According to TVNewsCheck, Mark Aitken, Sinclair VP of advanced technology, offered 1 million free ATSC 3.0 receiver chips to any smartphone maker that’s willing to add the technology to its devices. Speaking at the annual meeting of the Advanced Television Systems Committee, Aitken described the pledge as being part of Sinclair’s mobile-first strategy.
ATSC held its event shortly after the NAB Show, which focused heavily on the standards, which are currently undergoing a rulemaking process at the FCC. ATSC 3.0 features including improved images and deeper viewership data could start rolling out early next year.
“The talk of the just-completed NAB Show in Las Vegas was next-generation television and how the ATSC 3.0 suite of standards can be applied to enhance services for viewers and provide broadcasters with real-time data. Our event will highlight the technical capabilities of the emerging standard, as well as the policy and economic consequences of this leap ahead in broadcasting,” said Mark Richer, president of the ATSC, in a statement.
Dave Arland, spokesperson for ATSC, said that, while ATSC 1.0 had mobile capabilities, ATSC 3.0 will really be the standard that kick-starts mobile for broadcast.
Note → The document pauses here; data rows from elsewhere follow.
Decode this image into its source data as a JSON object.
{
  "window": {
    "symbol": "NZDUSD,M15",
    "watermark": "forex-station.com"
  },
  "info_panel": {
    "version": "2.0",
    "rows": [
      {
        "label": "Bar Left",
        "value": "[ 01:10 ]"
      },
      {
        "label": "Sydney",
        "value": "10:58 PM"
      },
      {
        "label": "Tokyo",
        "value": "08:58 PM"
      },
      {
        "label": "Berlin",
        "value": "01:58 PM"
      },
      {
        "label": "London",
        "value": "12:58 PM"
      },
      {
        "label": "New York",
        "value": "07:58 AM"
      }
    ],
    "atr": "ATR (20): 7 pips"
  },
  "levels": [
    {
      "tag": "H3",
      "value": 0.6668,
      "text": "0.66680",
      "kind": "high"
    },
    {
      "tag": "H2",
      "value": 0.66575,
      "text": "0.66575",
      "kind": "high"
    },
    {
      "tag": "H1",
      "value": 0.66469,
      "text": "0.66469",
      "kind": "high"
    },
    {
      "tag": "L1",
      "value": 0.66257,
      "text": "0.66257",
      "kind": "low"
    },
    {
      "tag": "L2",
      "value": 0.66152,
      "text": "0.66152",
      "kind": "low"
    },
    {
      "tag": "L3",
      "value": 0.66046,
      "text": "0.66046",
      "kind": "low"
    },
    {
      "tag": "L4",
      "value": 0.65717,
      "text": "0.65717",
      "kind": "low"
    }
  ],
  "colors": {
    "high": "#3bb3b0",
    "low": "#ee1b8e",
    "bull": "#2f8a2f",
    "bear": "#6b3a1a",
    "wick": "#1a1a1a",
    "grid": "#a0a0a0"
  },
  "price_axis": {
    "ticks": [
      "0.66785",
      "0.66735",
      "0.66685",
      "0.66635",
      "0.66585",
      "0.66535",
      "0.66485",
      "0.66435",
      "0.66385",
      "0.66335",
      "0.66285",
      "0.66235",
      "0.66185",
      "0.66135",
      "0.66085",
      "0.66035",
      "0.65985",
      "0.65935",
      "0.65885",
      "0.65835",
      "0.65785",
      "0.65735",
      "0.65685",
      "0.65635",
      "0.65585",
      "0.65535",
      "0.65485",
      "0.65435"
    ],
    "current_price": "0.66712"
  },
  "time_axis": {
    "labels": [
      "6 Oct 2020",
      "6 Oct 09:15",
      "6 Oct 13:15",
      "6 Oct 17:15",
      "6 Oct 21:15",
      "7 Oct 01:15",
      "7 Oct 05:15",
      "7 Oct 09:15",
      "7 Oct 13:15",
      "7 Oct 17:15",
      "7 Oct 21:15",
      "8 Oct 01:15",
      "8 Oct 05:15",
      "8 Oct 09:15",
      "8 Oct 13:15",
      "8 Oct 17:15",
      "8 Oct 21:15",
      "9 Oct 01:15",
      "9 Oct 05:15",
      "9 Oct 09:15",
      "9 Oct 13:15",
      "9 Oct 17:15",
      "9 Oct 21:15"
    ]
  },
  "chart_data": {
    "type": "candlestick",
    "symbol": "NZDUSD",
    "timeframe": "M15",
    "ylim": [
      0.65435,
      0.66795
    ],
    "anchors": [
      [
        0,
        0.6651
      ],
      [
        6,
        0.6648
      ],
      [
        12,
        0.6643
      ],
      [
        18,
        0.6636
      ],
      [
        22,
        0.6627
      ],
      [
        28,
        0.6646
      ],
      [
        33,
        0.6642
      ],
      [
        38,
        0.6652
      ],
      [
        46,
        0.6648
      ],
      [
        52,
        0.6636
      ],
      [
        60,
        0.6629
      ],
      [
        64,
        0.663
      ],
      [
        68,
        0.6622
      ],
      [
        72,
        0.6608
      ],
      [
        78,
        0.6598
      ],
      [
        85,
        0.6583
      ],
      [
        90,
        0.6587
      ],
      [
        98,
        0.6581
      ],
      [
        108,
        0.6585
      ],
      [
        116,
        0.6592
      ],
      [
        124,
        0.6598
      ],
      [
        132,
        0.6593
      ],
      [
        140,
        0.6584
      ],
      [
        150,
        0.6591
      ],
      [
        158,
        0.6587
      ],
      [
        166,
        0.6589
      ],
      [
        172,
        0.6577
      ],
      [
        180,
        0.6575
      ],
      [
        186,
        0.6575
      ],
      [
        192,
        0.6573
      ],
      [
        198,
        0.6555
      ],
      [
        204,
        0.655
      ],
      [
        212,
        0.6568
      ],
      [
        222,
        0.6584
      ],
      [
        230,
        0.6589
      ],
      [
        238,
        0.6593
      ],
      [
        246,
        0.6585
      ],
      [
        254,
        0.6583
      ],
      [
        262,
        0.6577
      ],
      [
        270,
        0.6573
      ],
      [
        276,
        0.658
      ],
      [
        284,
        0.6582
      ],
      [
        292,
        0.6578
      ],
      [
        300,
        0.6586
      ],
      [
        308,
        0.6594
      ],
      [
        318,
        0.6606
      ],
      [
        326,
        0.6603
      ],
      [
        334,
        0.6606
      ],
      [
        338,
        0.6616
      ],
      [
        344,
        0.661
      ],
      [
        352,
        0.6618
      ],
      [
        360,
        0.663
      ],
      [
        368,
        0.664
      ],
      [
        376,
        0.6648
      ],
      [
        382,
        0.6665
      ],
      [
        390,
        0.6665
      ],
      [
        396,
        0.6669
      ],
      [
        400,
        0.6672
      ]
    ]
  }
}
“ATSC 3.0 anticipates that many viewers may be watching on a future device with an embedded ATSC 3.0 tuner,” said Arland. “So it will be possible to receive a signal and display it deep inside a building or for a passenger to view live TV on a mobile device in a car or train.”
But he said that before that can happen, negotiations would need to take place with the mobile phone manufacturers and cellular companies to plan integration of this functionality and to enable its use.
For Sinclair, which has been one of the major proponents of the ATSC 3.0 standard, the promise of providing free mobile chips comes shortly after the company announced a partnership for developing those chips. Sinclair subsidiary OneMedia and Saankhya Labs, which specializes in Cognitive Software Defined Radio chips, will begin working on an ATSC 3.0 chipset for use in various consumer devices including televisions, cell phones, tablets, dongles, gateways and automotive units.